ARC is one of the most intelligent caching algorithms ever invented (used by ZFS, PostgreSQL). It beats LRU by maintaining Four Lists to balance Recency vs Frequency.

It dynamically tunes the cache size between “Recent” items and “Frequent” items based on workload.

C. The Clock Algorithm (Second Chance)

Common in Operating System Page Replacement (Linux Page Cache). It approximates LRU with very low overhead.

  • Structure: Pages are arranged in a Circle (Clock).
  • Reference Bit (R): Every page has a bit (0 or 1).
  • Clock Hand: A pointer moves around the circle.

Algorithm:

  1. On Page Fault: Look at the page pointed by the Hand.
  2. If R=1: Give it a “Second Chance”. Set R=0. Move Hand to next page.
  3. If R=0: Evict this page. Replace with new page. Move Hand.

[!TIP] Try it yourself: Add a page (e.g. “A”) to give it a second chance (R=1). Add a new page (“E”) to force an eviction.

Pointer at index 0

5. Eviction Policy Decision Matrix

Choosing the right policy depends on your access pattern.
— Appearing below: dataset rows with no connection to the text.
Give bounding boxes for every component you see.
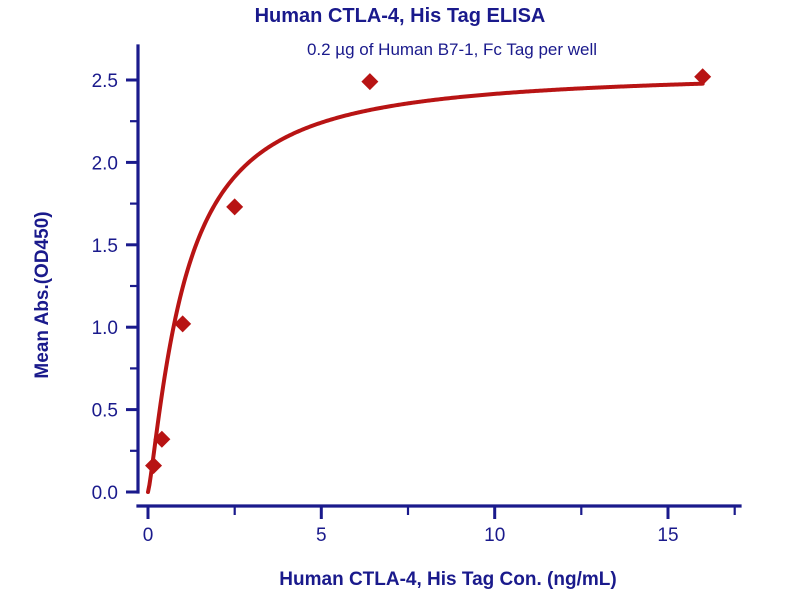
y-axis-title: Mean Abs.(OD450) — [32, 211, 53, 378]
y-tick-label-1: 0.5 — [92, 401, 118, 422]
y-tick-label-5: 2.5 — [92, 71, 118, 92]
chart-title: Human CTLA-4, His Tag ELISA — [255, 5, 546, 27]
y-tick-label-0: 0.0 — [92, 483, 118, 504]
chart-subtitle: 0.2 µg of Human B7-1, Fc Tag per well — [307, 40, 597, 59]
y-tick-label-3: 1.5 — [92, 236, 118, 257]
x-tick-label-3: 15 — [657, 525, 678, 546]
elisa-binding-chart: Human CTLA-4, His Tag ELISA 0.2 µg of Hu… — [0, 0, 800, 600]
x-axis-title: Human CTLA-4, His Tag Con. (ng/mL) — [279, 569, 616, 590]
x-tick-label-0: 0 — [143, 525, 154, 546]
y-tick-label-2: 1.0 — [92, 318, 118, 339]
y-tick-label-4: 2.0 — [92, 153, 118, 174]
x-tick-label-2: 10 — [484, 525, 505, 546]
chart-background — [0, 0, 800, 600]
x-tick-label-1: 5 — [316, 525, 327, 546]
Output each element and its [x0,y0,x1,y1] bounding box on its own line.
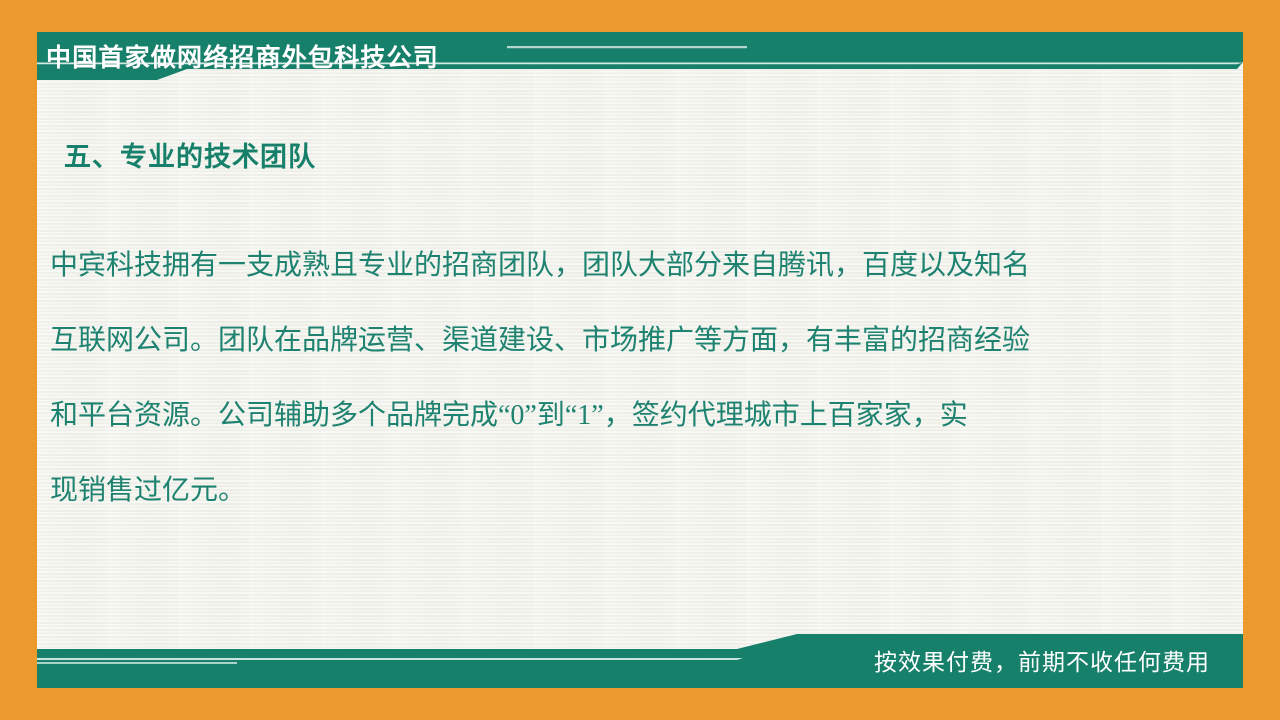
paragraph-line: 现销售过亿元。 [50,453,1190,528]
slide-canvas: 五、专业的技术团队 中宾科技拥有一支成熟且专业的招商团队，团队大部分来自腾讯，百… [0,0,1280,720]
paragraph-line: 和平台资源。公司辅助多个品牌完成“0”到“1”，签约代理城市上百家家，实 [50,378,1190,453]
slide-paper-background: 五、专业的技术团队 中宾科技拥有一支成熟且专业的招商团队，团队大部分来自腾讯，百… [37,32,1243,688]
slide-content: 五、专业的技术团队 中宾科技拥有一支成熟且专业的招商团队，团队大部分来自腾讯，百… [37,32,1243,688]
body-paragraph: 中宾科技拥有一支成熟且专业的招商团队，团队大部分来自腾讯，百度以及知名 互联网公… [50,228,1190,528]
paragraph-line: 中宾科技拥有一支成熟且专业的招商团队，团队大部分来自腾讯，百度以及知名 [50,228,1190,303]
section-heading: 五、专业的技术团队 [64,135,316,174]
paragraph-line: 互联网公司。团队在品牌运营、渠道建设、市场推广等方面，有丰富的招商经验 [50,303,1190,378]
Access Pattern Best Policy Why
Temporal Locality (Recently used → used again) LRU News feed, user sessions, recent posts
Frequency-Based (Popular items stay popular) LFU / TinyLFU Top 100 songs, trending videos, product catalog
Scanning Workloads (Full table scans) ARC / Clock-Pro Database buffer pools, large reports
Mixed Workload W-TinyLFU CDN edge caches (mix of hot + one-hit-wonders)
Small Cache (< 1000 items) LRU Simple, O(1), minimal overhead
Large Cache (> 1M items) TinyLFU Memory efficient, still O(1)

[!TIP] Summary: Use LRU for general cases. Use TinyLFU or ARC if you have high-throughput and “scan” workloads (e.g., Database Cache).